Age‐related structural vascular changes such as intimal and medial layer thickening may predispose humans to cardiovascular disease. The goal of the study was to identify the differentially expressed genes associated with age‐related vascular pathology in the thoracic aortas (TA) of 6, 15 and 24 mo old Fisher344/Brown Norway F1 hybrid (F1) and Brown Norway (BN) rats. The morphometric analysis showed that F1 TA had significantly increased intimal layer thickening at 24 vs. 6 mo, whereas BN TA showed only minimal medial and intimal thickening. The microarray analysis was performed using the Affymetrix GeneChip Rat Expression Array 230A and the Ingenuity IPA software. A mean of 1459 genes (p<0.01) were found in each of the 9 comparisons between rat strain and age (max = 3628 genes in the 24 mo F1 vs. BN TA group, min =135 genes in the 6 vs. 15 mo F1 TA group). When comparing the top 10 canonical pathways in F1 vs. BN strain at 6 and 24 mo, the NRF‐2 mediated oxidative stress response pathway contains 10 genes specific to the F1, and 17 genes specific to the BN strain.
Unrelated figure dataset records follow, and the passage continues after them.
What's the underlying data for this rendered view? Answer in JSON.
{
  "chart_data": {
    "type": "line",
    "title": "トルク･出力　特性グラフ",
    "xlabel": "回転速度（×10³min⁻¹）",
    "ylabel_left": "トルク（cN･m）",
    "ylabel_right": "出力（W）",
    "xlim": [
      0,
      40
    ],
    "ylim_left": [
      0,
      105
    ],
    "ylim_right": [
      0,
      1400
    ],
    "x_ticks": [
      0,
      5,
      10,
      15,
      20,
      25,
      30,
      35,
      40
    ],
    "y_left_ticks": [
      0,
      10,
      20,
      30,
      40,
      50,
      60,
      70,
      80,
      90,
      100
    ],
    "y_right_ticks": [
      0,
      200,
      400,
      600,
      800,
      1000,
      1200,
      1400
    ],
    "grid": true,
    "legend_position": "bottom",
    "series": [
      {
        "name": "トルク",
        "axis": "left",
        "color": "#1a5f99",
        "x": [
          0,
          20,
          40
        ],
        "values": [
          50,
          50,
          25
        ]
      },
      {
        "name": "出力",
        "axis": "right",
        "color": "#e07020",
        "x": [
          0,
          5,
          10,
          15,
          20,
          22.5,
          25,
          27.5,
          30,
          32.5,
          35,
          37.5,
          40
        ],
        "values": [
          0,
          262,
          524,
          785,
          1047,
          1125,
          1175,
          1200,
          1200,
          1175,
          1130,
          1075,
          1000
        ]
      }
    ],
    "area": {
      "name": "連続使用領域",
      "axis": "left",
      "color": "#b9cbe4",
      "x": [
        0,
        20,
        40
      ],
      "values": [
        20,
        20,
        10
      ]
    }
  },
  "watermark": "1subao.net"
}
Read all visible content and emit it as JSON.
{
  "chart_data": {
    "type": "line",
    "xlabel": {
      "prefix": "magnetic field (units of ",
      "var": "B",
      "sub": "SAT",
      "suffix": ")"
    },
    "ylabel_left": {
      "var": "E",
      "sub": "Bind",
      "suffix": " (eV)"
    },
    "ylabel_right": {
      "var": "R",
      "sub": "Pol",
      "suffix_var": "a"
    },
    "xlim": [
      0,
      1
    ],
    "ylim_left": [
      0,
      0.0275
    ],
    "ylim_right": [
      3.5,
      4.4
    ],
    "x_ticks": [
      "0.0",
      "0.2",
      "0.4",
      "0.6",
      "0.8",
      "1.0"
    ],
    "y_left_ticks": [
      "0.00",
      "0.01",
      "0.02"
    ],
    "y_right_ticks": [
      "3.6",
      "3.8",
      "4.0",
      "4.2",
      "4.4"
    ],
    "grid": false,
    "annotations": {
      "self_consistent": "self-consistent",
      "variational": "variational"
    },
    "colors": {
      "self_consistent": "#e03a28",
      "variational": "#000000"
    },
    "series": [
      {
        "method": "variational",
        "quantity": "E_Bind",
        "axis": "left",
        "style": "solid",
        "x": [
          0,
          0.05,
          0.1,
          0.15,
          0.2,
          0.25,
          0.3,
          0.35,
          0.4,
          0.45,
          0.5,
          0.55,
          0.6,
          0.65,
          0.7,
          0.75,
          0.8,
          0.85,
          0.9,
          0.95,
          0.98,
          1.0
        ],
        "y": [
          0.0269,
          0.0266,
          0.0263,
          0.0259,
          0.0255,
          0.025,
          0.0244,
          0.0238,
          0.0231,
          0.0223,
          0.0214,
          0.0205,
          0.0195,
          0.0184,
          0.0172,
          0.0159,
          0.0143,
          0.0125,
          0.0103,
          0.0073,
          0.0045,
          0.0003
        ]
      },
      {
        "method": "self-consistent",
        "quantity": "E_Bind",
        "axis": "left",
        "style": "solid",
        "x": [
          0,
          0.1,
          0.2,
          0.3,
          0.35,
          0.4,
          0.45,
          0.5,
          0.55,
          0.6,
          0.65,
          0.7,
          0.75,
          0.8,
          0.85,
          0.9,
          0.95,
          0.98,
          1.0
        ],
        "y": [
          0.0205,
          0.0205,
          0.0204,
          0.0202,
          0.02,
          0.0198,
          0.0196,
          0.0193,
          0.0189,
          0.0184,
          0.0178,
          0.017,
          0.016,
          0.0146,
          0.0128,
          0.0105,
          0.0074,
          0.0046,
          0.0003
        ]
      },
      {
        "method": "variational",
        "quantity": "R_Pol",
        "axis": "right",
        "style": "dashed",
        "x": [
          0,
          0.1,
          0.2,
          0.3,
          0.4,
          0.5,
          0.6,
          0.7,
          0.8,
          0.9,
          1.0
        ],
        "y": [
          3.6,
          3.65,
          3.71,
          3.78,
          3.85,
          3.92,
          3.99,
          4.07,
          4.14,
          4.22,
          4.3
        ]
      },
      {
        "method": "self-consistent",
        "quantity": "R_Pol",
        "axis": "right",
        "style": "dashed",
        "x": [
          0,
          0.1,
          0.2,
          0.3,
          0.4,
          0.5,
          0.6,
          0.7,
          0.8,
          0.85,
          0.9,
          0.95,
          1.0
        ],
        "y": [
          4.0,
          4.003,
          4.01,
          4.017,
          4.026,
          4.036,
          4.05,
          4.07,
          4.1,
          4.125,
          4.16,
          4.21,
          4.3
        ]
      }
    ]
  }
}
Among those, superoxide dismutase 3 (SOD3) is downregulated at 24 mo only in F1 rats, which suggests a role of reactive oxygen species in intimal remodeling. In conclusion, age‐associated vascular remodeling is correlated with differentially expressed molecules and molecular pathways due to differences in both age and genetic background. Support: AG022691.